第2回チャンピオンofチャンピオン小説バトル Entry1
二階から、また大蜥蜴が這い降りてくる。
大蜥蜴は重い。表皮は厚く固い。四肢には大きな鉤爪がある筈だ。私は灯りの無い居間で、ひとり床に座り込み、ウォッカの壜を傾けている。やがて上から音がする。古家の二階の畳を這う音が。
まず畳に爪を立てる音。鉤爪の、畳に深く喰い込む音だ。
そして、こず、ごずっと天井が震え出す。太く重たい腹をひき擦り、固い胴を前へ押す音だ。
続く脚が、だんと下ろされる。前の脚、後ろ脚の爪の、がっと畳に喰い込む音。こずごずっと天井が震えて、だんと脚が踏み鳴らされる。がっと爪が喰い込み、こずごずっと天井が震え、だんと鳴り、がっと喰い込み、天井が震える。
そして板戸がどん、と鳴る。和室と階段の廊下を仕切る、常に半開きの板戸に尻尾か胴かが打ち当たる音だ。
これを合図に、私は少し慌てねばならぬ。
ウォッカを一口呷り、立ち上がり、裸足で裏口へと逃れる。大蜥蜴は階段の上に達し、段板に爪をかけ、太い胴腹を前へ勢いよく送り出す、刹那その身を宙に踊らすのだろう、土嚢を落とすような音が階段の中程に響き、ぎしりと家が軋み、大蜥蜴は叫び、段板と壁を引っ掻きながら、こず、ごず、ごずと勢いを増して這い下りる。

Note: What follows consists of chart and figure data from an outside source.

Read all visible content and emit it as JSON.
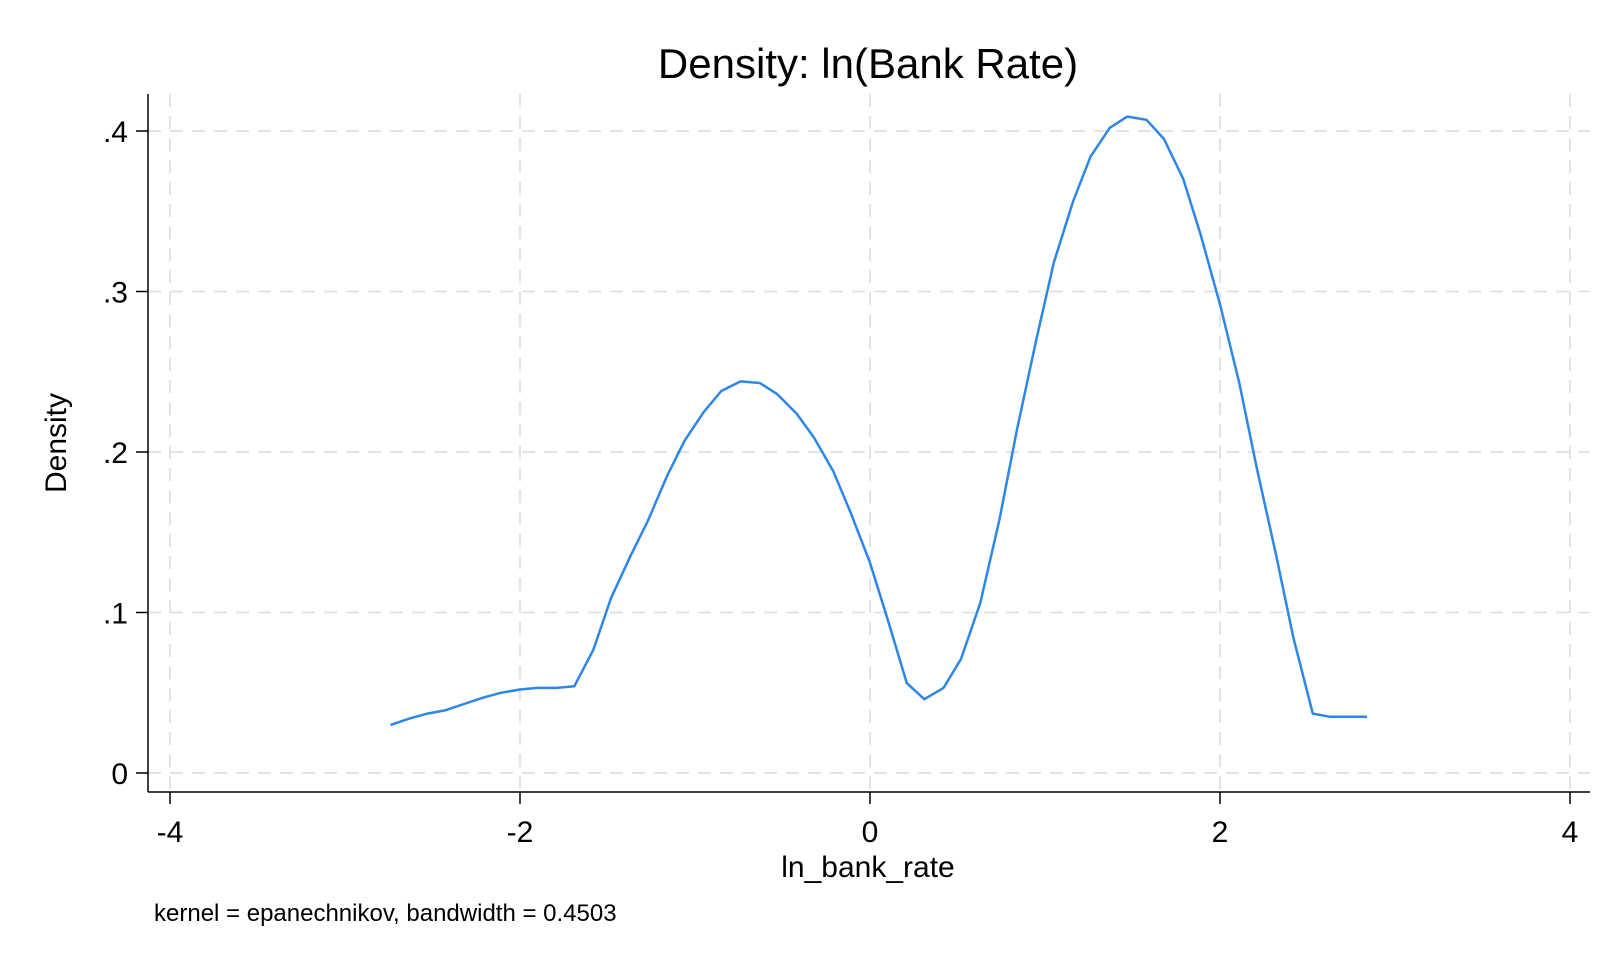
{
  "chart_data": {
    "type": "line",
    "title": "Density: ln(Bank Rate)",
    "xlabel": "ln_bank_rate",
    "ylabel": "Density",
    "note": "kernel = epanechnikov, bandwidth = 0.4503",
    "xlim": [
      -4,
      4
    ],
    "ylim": [
      0,
      0.41
    ],
    "xticks": [
      {
        "value": -4,
        "label": "-4"
      },
      {
        "value": -2,
        "label": "-2"
      },
      {
        "value": 0,
        "label": "0"
      },
      {
        "value": 2,
        "label": "2"
      },
      {
        "value": 4,
        "label": "4"
      }
    ],
    "yticks": [
      {
        "value": 0,
        "label": "0"
      },
      {
        "value": 0.1,
        "label": ".1"
      },
      {
        "value": 0.2,
        "label": ".2"
      },
      {
        "value": 0.3,
        "label": ".3"
      },
      {
        "value": 0.4,
        "label": ".4"
      }
    ],
    "grid": true,
    "line_color": "#2d87e8",
    "series": [
      {
        "x": [
          -2.74,
          -2.63,
          -2.53,
          -2.43,
          -2.32,
          -2.21,
          -2.11,
          -2.0,
          -1.9,
          -1.79,
          -1.69,
          -1.58,
          -1.48,
          -1.37,
          -1.27,
          -1.16,
          -1.06,
          -0.95,
          -0.85,
          -0.74,
          -0.63,
          -0.53,
          -0.42,
          -0.32,
          -0.21,
          -0.11,
          0.0,
          0.1,
          0.21,
          0.31,
          0.42,
          0.52,
          0.63,
          0.74,
          0.84,
          0.95,
          1.05,
          1.16,
          1.26,
          1.37,
          1.47,
          1.58,
          1.68,
          1.79,
          1.89,
          2.0,
          2.11,
          2.21,
          2.32,
          2.42,
          2.53,
          2.63,
          2.74,
          2.84
        ],
        "y": [
          0.03,
          0.034,
          0.037,
          0.039,
          0.043,
          0.047,
          0.05,
          0.052,
          0.053,
          0.053,
          0.054,
          0.077,
          0.109,
          0.135,
          0.157,
          0.185,
          0.207,
          0.225,
          0.238,
          0.244,
          0.243,
          0.236,
          0.224,
          0.209,
          0.188,
          0.162,
          0.131,
          0.096,
          0.056,
          0.046,
          0.053,
          0.071,
          0.106,
          0.158,
          0.214,
          0.27,
          0.318,
          0.356,
          0.384,
          0.402,
          0.409,
          0.407,
          0.395,
          0.37,
          0.335,
          0.292,
          0.243,
          0.19,
          0.136,
          0.084,
          0.037,
          0.035,
          0.035,
          0.035
        ]
      }
    ]
  }
}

戸を閉め、外から鍵をかける。内では、がっ、こず、だんと何かが這い回っているようだ。
私は家の西側へと回る。そこには梯子が常に立ててあり、二階の窓へ通じている。それをよじ登り、和室に滑り込み、敷き放しの布団へ潜って息を殺す。下で何かの物音がする。やはり何かがいるようだ。
私は階下を窺おうと布団を這い出す。初めはそっと、次第に速く。爪を立て、這い進むごと、腹の下で畳がこずごず音をたてる。和室から抜け出る際、板戸の縁で脇腹をしたたかに打ちつける。私はぐうっと唸り、焦り、がっ、こず、だんと勢いつけて階段へと踊り出るが、刹那、私は宙に浮き、階段の中程に酷い音を立てて落ち、重なる激痛に叫びをあげる。
畜生、なぜこんな目に遭うのか。
喰い殺す、と私は泣く。全ては下にいる、奴のせいだと知っている。右の横腹が痛い。こず、ごず、ごずと階段を這い下りる。爪が鳴る。牙が軋む。横腹が痛い。痛いのだ。
短い廊下を這い、暗い居間へと向かう。そこには誰の姿もない。誰もいない。床の上に、半ば残るウォッカの壜のあるばかり。
薄闇の中、横腹を押さえながら、壜に口をつける。
ふっと胸騒ぎが起こる。重く、拭えない。